In Kuwait, most architectural firms offer a service we don’t: engineering. They always have it to become a one-stop shop to international consultants and clients, which makes architecture suffer. We fully refuse this service because engineering is a discipline that needs its technical know ,how, that that we currently don’t have. Instead, we collaborate with engineering offices and have graphic designers. Bad graphic design doesn’t kill you, but bad engineering does and I’m not able to take responsibility over this one.
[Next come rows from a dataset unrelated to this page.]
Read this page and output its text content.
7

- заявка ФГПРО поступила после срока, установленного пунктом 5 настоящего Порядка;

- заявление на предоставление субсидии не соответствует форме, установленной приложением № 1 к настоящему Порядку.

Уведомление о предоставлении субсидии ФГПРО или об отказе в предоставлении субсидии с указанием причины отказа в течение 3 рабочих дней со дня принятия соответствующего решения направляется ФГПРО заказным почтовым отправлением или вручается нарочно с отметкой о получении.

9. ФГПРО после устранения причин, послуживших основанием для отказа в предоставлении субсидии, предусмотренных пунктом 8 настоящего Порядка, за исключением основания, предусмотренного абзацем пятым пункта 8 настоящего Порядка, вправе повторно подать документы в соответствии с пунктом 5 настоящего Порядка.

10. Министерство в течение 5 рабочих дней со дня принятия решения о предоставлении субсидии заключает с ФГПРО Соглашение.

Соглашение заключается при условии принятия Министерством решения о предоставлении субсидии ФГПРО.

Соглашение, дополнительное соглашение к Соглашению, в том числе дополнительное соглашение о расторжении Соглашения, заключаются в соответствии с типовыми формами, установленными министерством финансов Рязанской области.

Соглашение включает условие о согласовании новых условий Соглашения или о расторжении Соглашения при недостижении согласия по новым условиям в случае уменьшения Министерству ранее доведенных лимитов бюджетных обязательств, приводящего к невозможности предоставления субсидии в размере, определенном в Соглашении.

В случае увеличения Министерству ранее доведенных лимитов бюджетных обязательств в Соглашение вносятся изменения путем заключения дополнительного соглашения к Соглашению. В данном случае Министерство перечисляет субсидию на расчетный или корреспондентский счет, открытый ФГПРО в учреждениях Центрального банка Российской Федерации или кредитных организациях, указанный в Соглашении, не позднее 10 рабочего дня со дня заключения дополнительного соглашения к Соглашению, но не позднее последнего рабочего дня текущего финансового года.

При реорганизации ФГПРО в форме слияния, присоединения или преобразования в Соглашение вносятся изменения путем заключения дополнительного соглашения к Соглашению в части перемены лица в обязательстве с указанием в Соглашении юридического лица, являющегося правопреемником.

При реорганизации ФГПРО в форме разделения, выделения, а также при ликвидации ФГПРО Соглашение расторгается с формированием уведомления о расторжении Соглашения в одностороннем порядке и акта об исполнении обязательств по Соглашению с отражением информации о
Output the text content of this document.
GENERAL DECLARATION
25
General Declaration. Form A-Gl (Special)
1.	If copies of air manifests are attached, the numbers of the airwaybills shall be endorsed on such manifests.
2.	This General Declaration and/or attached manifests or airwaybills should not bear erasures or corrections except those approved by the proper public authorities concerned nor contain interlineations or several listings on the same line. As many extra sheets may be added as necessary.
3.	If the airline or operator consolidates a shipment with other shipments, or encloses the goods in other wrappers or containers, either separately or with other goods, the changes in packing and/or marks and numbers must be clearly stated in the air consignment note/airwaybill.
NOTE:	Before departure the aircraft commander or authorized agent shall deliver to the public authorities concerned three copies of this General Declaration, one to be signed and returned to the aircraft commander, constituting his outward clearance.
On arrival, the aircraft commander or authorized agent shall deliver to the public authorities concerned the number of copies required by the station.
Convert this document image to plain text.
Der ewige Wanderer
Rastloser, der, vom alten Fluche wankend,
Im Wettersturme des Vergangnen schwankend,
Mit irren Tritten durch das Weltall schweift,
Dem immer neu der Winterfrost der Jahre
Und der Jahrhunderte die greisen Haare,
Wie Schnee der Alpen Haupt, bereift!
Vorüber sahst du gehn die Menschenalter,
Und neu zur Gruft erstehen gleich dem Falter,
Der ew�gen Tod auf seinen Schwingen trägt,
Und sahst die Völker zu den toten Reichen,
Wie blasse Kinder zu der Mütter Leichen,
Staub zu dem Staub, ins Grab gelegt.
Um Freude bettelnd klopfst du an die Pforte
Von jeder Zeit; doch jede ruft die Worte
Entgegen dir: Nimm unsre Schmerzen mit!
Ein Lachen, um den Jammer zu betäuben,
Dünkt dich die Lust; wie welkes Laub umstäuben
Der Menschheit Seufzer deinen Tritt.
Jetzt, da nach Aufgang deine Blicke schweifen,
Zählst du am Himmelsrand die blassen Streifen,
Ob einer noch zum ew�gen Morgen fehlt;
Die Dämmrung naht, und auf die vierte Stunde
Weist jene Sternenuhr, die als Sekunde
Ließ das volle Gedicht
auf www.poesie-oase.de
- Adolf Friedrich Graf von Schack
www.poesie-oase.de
What’s your favorite building in Kuwait?
I am most fond of the Majlis Al-Ommah [the Parliament]. It was the first in the Gulf to celebrate democracy by its parliamentary building. It created a setback for the concrete canopy where the parliamentarians and citizens could interact, which was a very urban gesture. Plus, when you look at it, it’s always contemporary, even if it’s old because it managed to capture utmost technology of its time and present it in a very abstract timeless manner. The canopy’s shape, derived from the tent, is very relevant to this culture. Yet, it was captured with prefabricated concrete, giving lightness to solidity. Kuwait is much older than Dubai and it has a finer urban grain. But in many instances, it’s just being taken for granted. If I had to describe Kuwait’s architecture in one word it would be “moments of hope” and this is what I’m trying to cling to.
Speaking of Dubai, what do you think of the city’s transformation into busy highways with modern skyscrapers and manmade islands? Do you support artificial productions?
I always get this question, and yes, I mostly agree with what Dubai is doing. You need an urban densification with overlays of successes and failures to stratify a city with specific complexity. I’m not sure Dubai actually had a plan or structure to start. It developed projects of excellence, but buildings randomly just sprout. I think what Dubai is trying to do is avoid the demise of post-oil Arab cities. They’re jumping the gun and to do this, there are so many cultural and social phobias that they had to bypass. This is a good struggle to start with. Qatar is aiming to become like Dubai, but I hope they do not make the same mistakes by taking a step back.
What project of yours are you most fond of?
It’s too early to say, because we’re still in the becoming years, but if I had to choose, it would be the Pearl Marzouq Building.
Can you let us in on your current projects?
We are working on institutions, private residences, office spaces, and retail. Under construction also is a chalet in Bnaider, for which we are doing landscaping and interiors. We are also working on a project in Qatar and another in Khairan.